Laat de kerk ouders ertoe oproepen ouders ertoe op dit geloofsgoed in hun gezinnen door te geven. In overstemming met het klassieke huwelijksformulier moet duidelijk blijven dat een christelijk huwelijk aangaan betekent dat je in principe bereid bent van meet af aan kinderen te ontvangen. De taak van een getrouwde vrouw ligt allereerst in haar gezin. Dat geldt bij­zonder als het huwelijk met de kinderzegen wordt bekroond. Het doorgeven van het geloofs­goed is een taak van beide ouders maar zeker voor de eerste levensjaren toch wel heel in het bijzonder van de moeder. Zeker op dit terrein is in het kerkelijke leven een nadere reformatie nodig.

Sola scriptura

Zelf ik merk de invloed van de tijdgeest, niet in de laatste als het gaat om het Schriftgezag. Ook mijn cate­chisanten kunnen de vraag stellen: Kan een moslim geen kind van God zijn? Kan iemand die de Drie-eenheid niet aanvaard een christen zijn of iemand die Jezus niet als Zoon van God erkent? Hij kan het worden. Daar moeten wij vurig om bidden, maar hij kan nog niet zijn. Een christen wordt je als je als een schuldig zondaar tot God nadert door Jezus Christus. Heel duidelijk spreekt artikel 29 van de Nederlandse Geloofsbelijdenis over de ken­merken van een ware een christen. Deze kenmerken veranderen niet met de loop van de tijd. Een christen gehoorzaamt Christus en neemt telkens weer de toevlucht tot Zijn bloed juist ook omdat aan onze gehoorzaamheid nog zo veel ontbreekt, maar aan de Zijne niet.

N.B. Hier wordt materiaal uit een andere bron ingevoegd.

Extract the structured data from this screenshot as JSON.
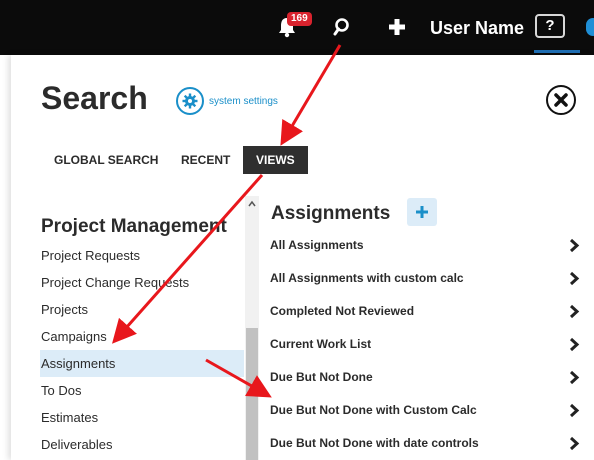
{
  "topbar": {
    "notification_count": "169",
    "username": "User Name",
    "help_label": "?"
  },
  "search_panel": {
    "title": "Search",
    "settings_link": "system settings",
    "tabs": [
      {
        "label": "GLOBAL SEARCH",
        "active": false
      },
      {
        "label": "RECENT",
        "active": false
      },
      {
        "label": "VIEWS",
        "active": true
      }
    ],
    "section_title": "Project Management",
    "section_items": [
      "Project Requests",
      "Project Change Requests",
      "Projects",
      "Campaigns",
      "Assignments",
      "To Dos",
      "Estimates",
      "Deliverables"
    ],
    "selected_item": "Assignments",
    "views_title": "Assignments",
    "views": [
      "All Assignments",
      "All Assignments with custom calc",
      "Completed Not Reviewed",
      "Current Work List",
      "Due But Not Done",
      "Due But Not Done with Custom Calc",
      "Due But Not Done with date controls"
    ]
  },
  "colors": {
    "accent": "#1a8fc9",
    "selected_row": "#dcecf8",
    "annotation_arrow": "#e8171c",
    "active_tab": "#2f2f2f",
    "badge": "#d9232e"
  }
}
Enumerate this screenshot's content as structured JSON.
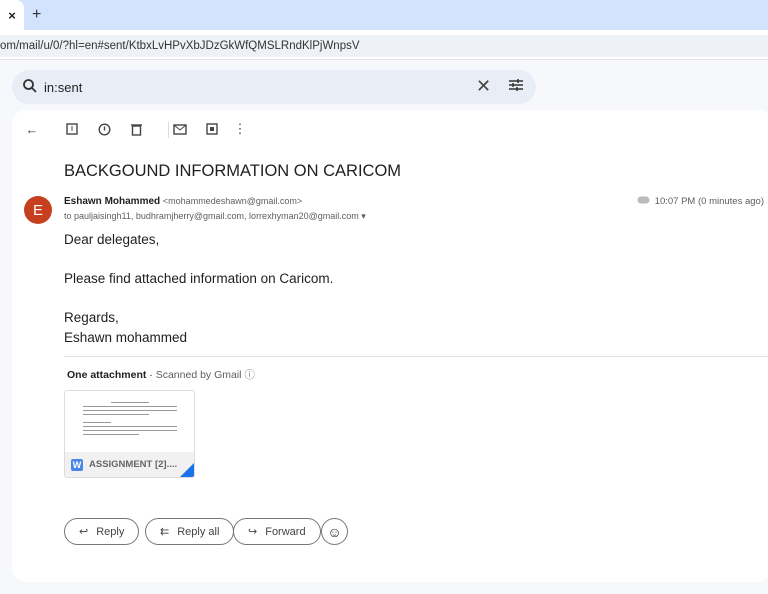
{
  "browser": {
    "tab_close": "×",
    "new_tab": "+",
    "url": "om/mail/u/0/?hl=en#sent/KtbxLvHPvXbJDzGkWfQMSLRndKlPjWnpsV"
  },
  "search": {
    "value": "in:sent",
    "clear": "✕"
  },
  "email": {
    "subject": "BACKGOUND INFORMATION ON CARICOM",
    "avatar_letter": "E",
    "sender_name": "Eshawn Mohammed",
    "sender_email": "<mohammedeshawn@gmail.com>",
    "recipients": "to pauljaisingh11, budhramjherry@gmail.com, lorrexhyman20@gmail.com",
    "time": "10:07 PM (0 minutes ago)",
    "body": [
      "Dear delegates,",
      "Please find attached information on Caricom.",
      "Regards,",
      "Eshawn mohammed"
    ],
    "attachment_header": "One attachment",
    "scanned": "Scanned by Gmail",
    "attachment_name": "ASSIGNMENT [2]....",
    "attachment_icon": "W"
  },
  "actions": {
    "reply": "Reply",
    "reply_all": "Reply all",
    "forward": "Forward"
  },
  "colors": {
    "avatar": "#c6401f",
    "tabbar": "#d3e3fd",
    "accent": "#1a73e8"
  }
}
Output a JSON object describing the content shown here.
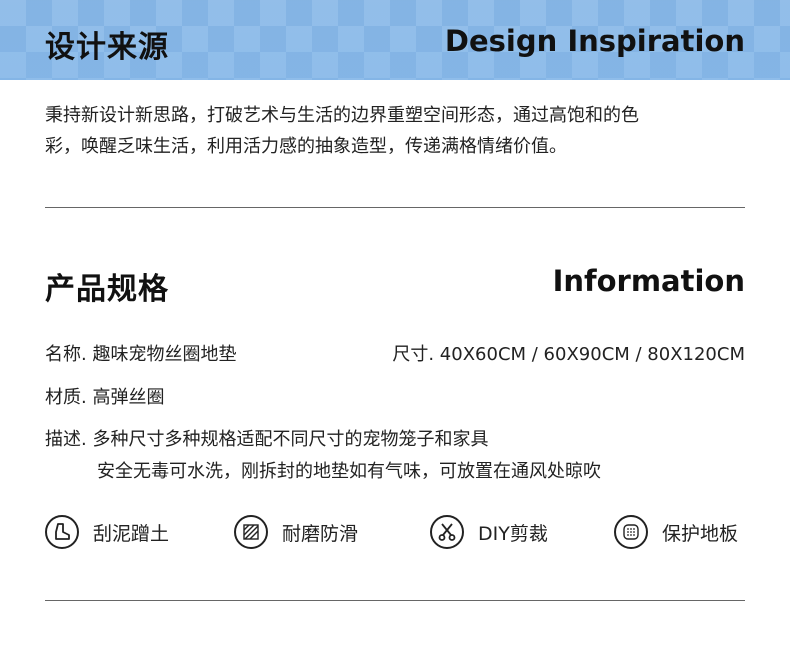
{
  "design": {
    "title_cn": "设计来源",
    "title_en": "Design Inspiration",
    "paragraph_line1": "秉持新设计新思路，打破艺术与生活的边界重塑空间形态，通过高饱和的色",
    "paragraph_line2": "彩，唤醒乏味生活，利用活力感的抽象造型，传递满格情绪价值。"
  },
  "info": {
    "title_cn": "产品规格",
    "title_en": "Information",
    "name": "名称. 趣味宠物丝圈地垫",
    "size": "尺寸. 40X60CM / 60X90CM / 80X120CM",
    "material": "材质. 高弹丝圈",
    "desc_line1": "描述. 多种尺寸多种规格适配不同尺寸的宠物笼子和家具",
    "desc_line2": "安全无毒可水洗，刚拆封的地垫如有气味，可放置在通风处晾吹"
  },
  "features": [
    {
      "icon": "shoe-icon",
      "label": "刮泥蹭土"
    },
    {
      "icon": "texture-icon",
      "label": "耐磨防滑"
    },
    {
      "icon": "scissors-icon",
      "label": "DIY剪裁"
    },
    {
      "icon": "floor-icon",
      "label": "保护地板"
    }
  ],
  "colors": {
    "header_band": "#8dbbe8",
    "text": "#1a1a1a",
    "divider": "#666666"
  }
}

En ander vraag die binnen de gemeente gesteld kan worden, is deze: Is er dan toch geen ruimte voor een homoseksuele relatie in liefde en trouw? Kan iemand die het zo praktiseert of breder die visie uitdraagt toch niet een christen zijn. De vraag verraadt al een visie. De Bijbel ge­bruikt liefde en trouw nooit in relatie tot zondig gedrag of je moet denken aan het feit dat men de duisternis liever heeft dan het licht.

Als iemand nu zo denkt?! Dat laat zien dat geloof en bekering nodig zijn als Gods­geschenk, want je denkpatroon – en trouwens ook je gedragspatronen – veranderen gaat je eigen capaciteiten te boven. Zo wordt concreet dat het geloof een genadegift is. Verdrietig is als met een beroep op hermeneutiek de Schrift mond­dood wordt gemaakt. Hermeneutiek is bepaald geen neutrale aangelegenheid. Een goede hermeneutiek wordt beheerst door het zelfgetuigenis van de Schrift en is geen zelfstandige factor daarnaast. Was in de Reformatietijd het sola Scriptura actueel richting kerke­lijke tradities, nu is het actueel richting de tijdgeest en dan noem ik in het bijzonder visie op seksualiteit en op de positie van de vrouw.

Moet de kerk de omliggende cultuur volgen?

Meer dan eens wordt gesteld dat veranderingen in de cultuur vragen om een heroverweging van de afwijzende houding ten opzichte van samenwonen, homoseksualiteit en dergelijke ethische kwesties, omdat deze gekoppeld zijn aan een bepaalde manier van Bijbelgebruik, Het gaat hier om de vraag of je de Bijbel als stem van God ziet en de menselijke factor niet ver­zelfstandigd ten opzichte van de goddelijke inspiratie. Voor zo naar de stem van God luistert, zijn veranderingen in de samenleving op genoemde punten geen aanleiding de bood­schap bij te stellen.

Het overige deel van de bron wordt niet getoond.